Quill and Quire

Frequently Asked Questions

1. I’m having trouble with my subscription/my Omni account/the Q&Q app. Can you help me?
If you’re unable to solve your problem by logging into Q&Q’s subscriber area, contact [email protected] for assistance with subscriptions or app access.

2. How can a get a copy of an old article or review that appeared in Q&Q?
Most articles published from April 1996 to date (as well as selected articles dating back to 1990) are available on quillandquire.com. Some articles are free, but others can be viewed only for subscribers of Q&Q Omni. If you are looking for an older article published in the magazine, contact [email protected]. Please provide as much information as possible on the article you are looking for. (A small fee may apply.)

3. How can I order a back issue?
Q&Q offers back issues for sale dating back to January 2006. To purchase a back issue, contact [email protected]. Please note that not all issues are available. (Currently we are having difficulty fulfilling back issues. Recent issues can be ordered in digital format from Pocketmags.

4. How can I obtain a copy of your editorial calendar?
’s editorial calendar and media kit are available for download on the advertising page.

5. How can I intern at Q&Q?
We’re sorry, but Q&Q currently does not have any internship positions available.

6. How can I write/review for Q&Q?
General story pitches may be sent to [email protected]. Those interested in writing reviews may contact associate publisher Attila Berki or Books for Young People editor Inderjit Deogun. Please note: Q&Q does not accept unsolicited reviews.

7. How can I get my book reviewed by Q&Q?
Q&Q aims to run reviews of books before the finished book is available, so manuscripts or galleys must be received at least two months before publication. Picture books are also reviewed from page proofs when possible, and should be sent in advance of publication. Digital ARCs are currently a preferred first step; print manuscripts or galleys may be requested subsequently. Our mailing address: Quill & Quire, 15 Benton Road, Toronto, Ontario M6M 3G2 (Please note that mail is not collected frequently at this time.)

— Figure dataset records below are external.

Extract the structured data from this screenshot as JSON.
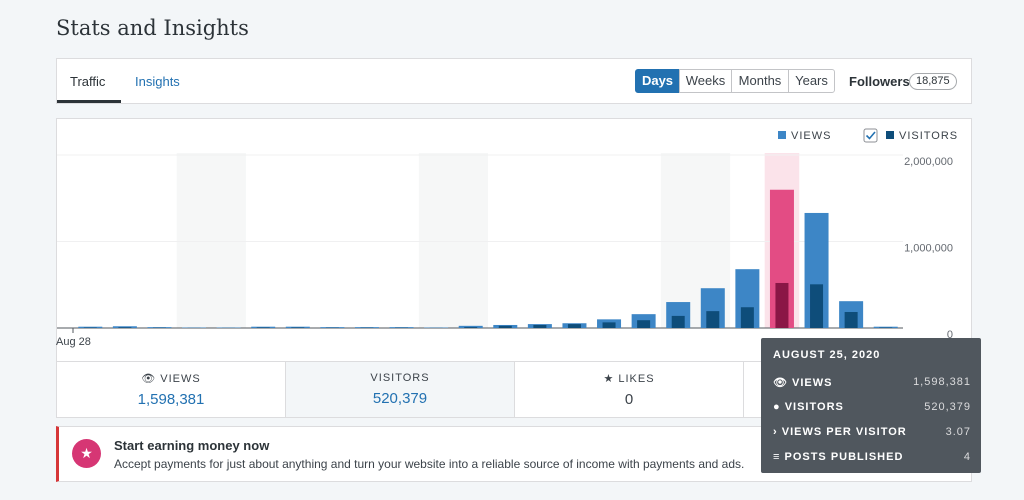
{
  "header": {
    "title": "Stats and Insights"
  },
  "nav": {
    "tabs": [
      "Traffic",
      "Insights"
    ],
    "periods": [
      "Days",
      "Weeks",
      "Months",
      "Years"
    ],
    "followers_label": "Followers",
    "followers_count": "18,875"
  },
  "chart_data": {
    "type": "bar",
    "categories": [
      "Aug 28",
      null,
      null,
      null,
      null,
      null,
      null,
      null,
      null,
      null,
      null,
      null,
      null,
      null,
      null,
      null,
      null,
      null,
      null,
      null,
      null,
      null,
      null,
      null
    ],
    "series": [
      {
        "name": "VIEWS",
        "color": "#3d86c6",
        "values": [
          15000,
          20000,
          10000,
          5000,
          5000,
          15000,
          15000,
          10000,
          10000,
          10000,
          5000,
          25000,
          35000,
          45000,
          55000,
          100000,
          160000,
          300000,
          460000,
          680000,
          1598381,
          1330000,
          310000,
          15000
        ]
      },
      {
        "name": "VISITORS",
        "color": "#0e4d7a",
        "values": [
          5000,
          8000,
          4000,
          2000,
          2000,
          6000,
          6000,
          4000,
          4000,
          4000,
          2000,
          10000,
          25000,
          35000,
          45000,
          65000,
          90000,
          140000,
          195000,
          240000,
          520379,
          505000,
          185000,
          5000
        ]
      }
    ],
    "highlight_color": "#e34c84",
    "highlight_dark": "#8a1646",
    "ylim": [
      0,
      2000000
    ],
    "yticks": [
      0,
      {
        "value": 1000000,
        "label": "1,000,000"
      },
      {
        "value": 2000000,
        "label": "2,000,000"
      }
    ],
    "grid": true
  },
  "summary": [
    {
      "label": "VIEWS",
      "value": "1,598,381"
    },
    {
      "label": "VISITORS",
      "value": "520,379"
    },
    {
      "label": "LIKES",
      "value": "0"
    }
  ],
  "tooltip": {
    "date": "AUGUST 25, 2020",
    "rows": [
      {
        "label": "VIEWS",
        "value": "1,598,381"
      },
      {
        "label": "VISITORS",
        "value": "520,379"
      },
      {
        "label": "VIEWS PER VISITOR",
        "value": "3.07"
      },
      {
        "label": "POSTS PUBLISHED",
        "value": "4"
      }
    ]
  },
  "banner": {
    "title": "Start earning money now",
    "text": "Accept payments for just about anything and turn your website into a reliable source of income with payments and ads."
  }
}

8. How do you decide what books to review?
With thousands of new books published in Canada (Q&Q reviews titles by Canadian authors/illustrators/editors almost exclusively) each year, it’s impossible for Q&Q to review more than a small fraction. Still, the magazine runs about 300 reviews of new fiction, poetry, non-fiction, children’s books, and YA each year and makes every attempt to include books that Q&Q anticipates will be of commercial and/or critical significance. Q&Q tries to balance its coverage of books published by major houses with those published by smaller independent presses, but usually does not review professional, educational, or self-published titles. Within the non-fiction genre, the review section tends to focus on “idea” books – history, biography, current affairs – rather than gardening, guidebooks, how-tos, or cookbooks, although books in these categories are featured from time to time. Spring and fall preview coverage is not comprehensive, and does not include books from all Canadian publishers.

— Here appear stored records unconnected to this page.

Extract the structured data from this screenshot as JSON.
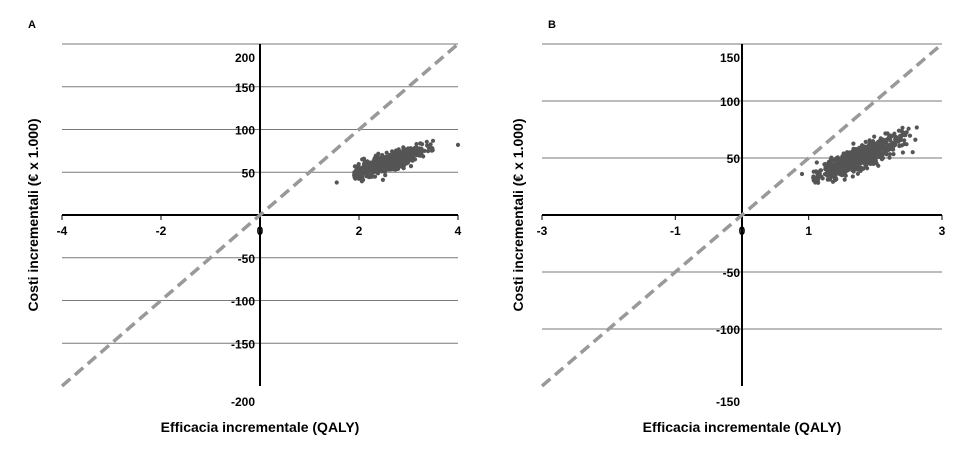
{
  "chart_data": [
    {
      "panel_label": "A",
      "type": "scatter",
      "xlabel": "Efficacia incrementale (QALY)",
      "ylabel": "Costi incrementali (€ x 1.000)",
      "xlim": [
        -4,
        4
      ],
      "ylim": [
        -200,
        200
      ],
      "x_ticks": [
        -4,
        -2,
        0,
        2,
        4
      ],
      "x_tick_labels": [
        "-4",
        "-2",
        "0",
        "2",
        "4"
      ],
      "y_ticks": [
        200,
        150,
        100,
        50,
        -50,
        -100,
        -150,
        -200
      ],
      "y_tick_labels": [
        "200",
        "150",
        "100",
        "50",
        "-50",
        "-100",
        "-150",
        "-200"
      ],
      "gridlines_y": [
        200,
        150,
        100,
        50,
        -50,
        -100,
        -150
      ],
      "threshold_line": {
        "style": "dashed",
        "color": "#999999",
        "points": [
          [
            -4,
            -200
          ],
          [
            4,
            200
          ]
        ]
      },
      "cloud": {
        "center": [
          2.6,
          62
        ],
        "count": 800,
        "spread_x": 0.33,
        "spread_y": 4.6,
        "slope": 20,
        "x_min": 1.9,
        "x_max": 3.5,
        "outliers": [
          [
            1.55,
            38
          ],
          [
            4.0,
            82
          ]
        ]
      },
      "point_color": "#555555"
    },
    {
      "panel_label": "B",
      "type": "scatter",
      "xlabel": "Efficacia incrementale (QALY)",
      "ylabel": "Costi incrementali (€ x 1.000)",
      "xlim": [
        -3,
        3
      ],
      "ylim": [
        -150,
        150
      ],
      "x_ticks": [
        -3,
        -1,
        0,
        1,
        3
      ],
      "x_tick_labels": [
        "-3",
        "-1",
        "0",
        "1",
        "3"
      ],
      "y_ticks": [
        150,
        100,
        50,
        -50,
        -100,
        -150
      ],
      "y_tick_labels": [
        "150",
        "100",
        "50",
        "-50",
        "-100",
        "-150"
      ],
      "gridlines_y": [
        150,
        100,
        50,
        -50,
        -100
      ],
      "threshold_line": {
        "style": "dashed",
        "color": "#999999",
        "points": [
          [
            -3,
            -150
          ],
          [
            3,
            150
          ]
        ]
      },
      "cloud": {
        "center": [
          1.75,
          50
        ],
        "count": 800,
        "spread_x": 0.3,
        "spread_y": 4.8,
        "slope": 26,
        "x_min": 1.05,
        "x_max": 2.65,
        "outliers": [
          [
            0.9,
            36
          ],
          [
            2.6,
            66
          ],
          [
            2.4,
            70
          ]
        ]
      },
      "point_color": "#555555"
    }
  ]
}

9. How do I submit information on forthcoming books?
Information on new books, catalogues, and highlights of forthcoming seasons may be sent to associate publisher Attila Berki. Information on books for children and young adults may be sent to Books for Young People editor Inderjit Deogun. Spring and fall preview coverage features a selection of the season’s forthcoming titles under the categories of Canadian fiction, non-fiction, and children’s books, with some international coverage.

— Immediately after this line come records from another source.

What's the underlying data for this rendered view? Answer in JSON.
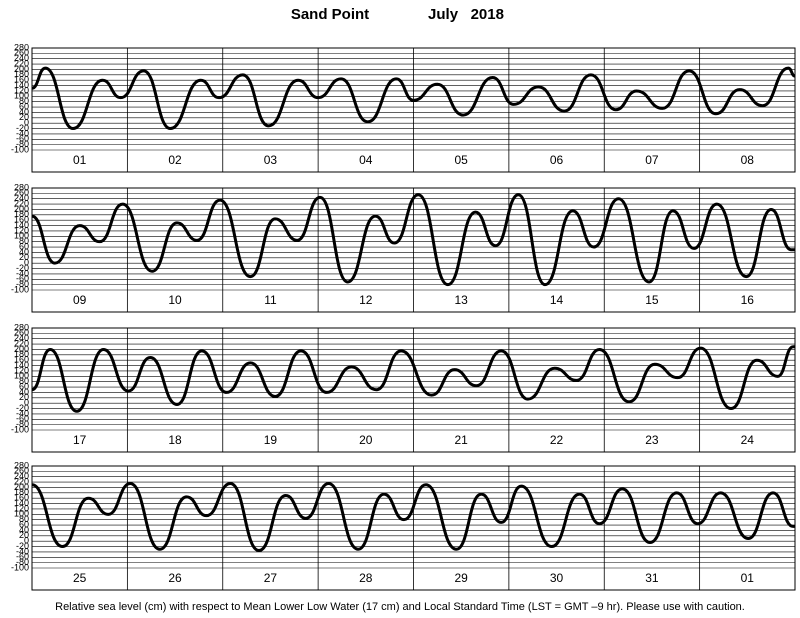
{
  "title": "Sand Point",
  "subtitle": "July   2018",
  "footnote": "Relative sea level (cm) with respect to Mean Lower Low Water (17 cm) and Local Standard Time (LST = GMT –9 hr). Please use with caution.",
  "chart_data": [
    {
      "type": "line",
      "xlim": [
        1,
        9
      ],
      "ylim": [
        -100,
        280
      ],
      "yticks": [
        -100,
        -80,
        -60,
        -40,
        -20,
        0,
        20,
        40,
        60,
        80,
        100,
        120,
        140,
        160,
        180,
        200,
        220,
        240,
        260,
        280
      ],
      "categories": [
        "01",
        "02",
        "03",
        "04",
        "05",
        "06",
        "07",
        "08"
      ],
      "x": [
        1.0,
        1.14,
        1.43,
        1.74,
        1.93,
        2.17,
        2.45,
        2.77,
        2.96,
        3.21,
        3.48,
        3.79,
        4.0,
        4.24,
        4.52,
        4.82,
        5.0,
        5.25,
        5.52,
        5.83,
        6.05,
        6.31,
        6.58,
        6.86,
        7.12,
        7.34,
        7.61,
        7.89,
        8.17,
        8.42,
        8.66,
        8.93,
        9.0
      ],
      "values": [
        130,
        205,
        -20,
        160,
        95,
        195,
        -20,
        160,
        95,
        180,
        -10,
        160,
        95,
        165,
        5,
        165,
        85,
        145,
        30,
        170,
        70,
        135,
        45,
        180,
        50,
        120,
        55,
        195,
        35,
        125,
        65,
        205,
        175
      ]
    },
    {
      "type": "line",
      "xlim": [
        9,
        17
      ],
      "ylim": [
        -100,
        280
      ],
      "yticks": [
        -100,
        -80,
        -60,
        -40,
        -20,
        0,
        20,
        40,
        60,
        80,
        100,
        120,
        140,
        160,
        180,
        200,
        220,
        240,
        260,
        280
      ],
      "categories": [
        "09",
        "10",
        "11",
        "12",
        "13",
        "14",
        "15",
        "16"
      ],
      "x": [
        9.0,
        9.24,
        9.5,
        9.71,
        9.95,
        10.26,
        10.52,
        10.73,
        10.97,
        11.29,
        11.55,
        11.78,
        12.02,
        12.31,
        12.6,
        12.8,
        13.05,
        13.36,
        13.65,
        13.86,
        14.1,
        14.38,
        14.67,
        14.89,
        15.15,
        15.47,
        15.72,
        15.94,
        16.18,
        16.49,
        16.75,
        16.96,
        17.0
      ],
      "values": [
        175,
        0,
        140,
        80,
        220,
        -30,
        150,
        85,
        235,
        -50,
        165,
        85,
        245,
        -70,
        175,
        75,
        255,
        -80,
        190,
        65,
        255,
        -80,
        195,
        60,
        240,
        -70,
        195,
        55,
        220,
        -50,
        200,
        50,
        50
      ]
    },
    {
      "type": "line",
      "xlim": [
        17,
        25
      ],
      "ylim": [
        -100,
        280
      ],
      "yticks": [
        -100,
        -80,
        -60,
        -40,
        -20,
        0,
        20,
        40,
        60,
        80,
        100,
        120,
        140,
        160,
        180,
        200,
        220,
        240,
        260,
        280
      ],
      "categories": [
        "17",
        "18",
        "19",
        "20",
        "21",
        "22",
        "23",
        "24"
      ],
      "x": [
        17.0,
        17.19,
        17.47,
        17.75,
        18.01,
        18.24,
        18.52,
        18.78,
        19.04,
        19.29,
        19.55,
        19.82,
        20.09,
        20.35,
        20.61,
        20.87,
        21.19,
        21.43,
        21.66,
        21.92,
        22.2,
        22.48,
        22.71,
        22.95,
        23.26,
        23.53,
        23.77,
        24.01,
        24.33,
        24.6,
        24.82,
        24.98,
        25.0
      ],
      "values": [
        50,
        200,
        -30,
        200,
        45,
        170,
        -5,
        195,
        40,
        150,
        25,
        195,
        40,
        135,
        50,
        195,
        30,
        125,
        65,
        195,
        15,
        130,
        85,
        200,
        5,
        145,
        95,
        205,
        -20,
        160,
        100,
        210,
        210
      ]
    },
    {
      "type": "line",
      "xlim": [
        25,
        33
      ],
      "ylim": [
        -100,
        280
      ],
      "yticks": [
        -100,
        -80,
        -60,
        -40,
        -20,
        0,
        20,
        40,
        60,
        80,
        100,
        120,
        140,
        160,
        180,
        200,
        220,
        240,
        260,
        280
      ],
      "categories": [
        "25",
        "26",
        "27",
        "28",
        "29",
        "30",
        "31",
        "01"
      ],
      "x": [
        25.0,
        25.32,
        25.59,
        25.8,
        26.03,
        26.34,
        26.62,
        26.83,
        27.08,
        27.38,
        27.66,
        27.87,
        28.11,
        28.42,
        28.69,
        28.9,
        29.13,
        29.45,
        29.71,
        29.92,
        30.13,
        30.45,
        30.74,
        30.95,
        31.19,
        31.48,
        31.76,
        31.98,
        32.22,
        32.51,
        32.77,
        32.98,
        33.0
      ],
      "values": [
        210,
        -20,
        160,
        100,
        215,
        -30,
        165,
        95,
        215,
        -35,
        170,
        85,
        215,
        -30,
        175,
        80,
        210,
        -30,
        175,
        70,
        205,
        -20,
        175,
        65,
        195,
        -5,
        180,
        65,
        180,
        10,
        180,
        55,
        55
      ]
    }
  ]
}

10. Can someone at Q&Q review my unpublished manuscript for me?
We’re sorry, but Q&Q editors are not able to offer personal editorial advice on unpublished works.

11. What’s a “quire”?
The name Quill & Quire dates back to the magazine’s early focus on office supplies and stationary. A “quire” is a measurement of paper. In medieval times, a quire was four sheets of paper folded in half to form eight leaves. It also can refer to any collection of leaves, one within another, in a manuscript or book, or 25 (sometimes 24) sheets of paper, also known as one twentieth of a ream – a word for another magazine’s FAQ to define.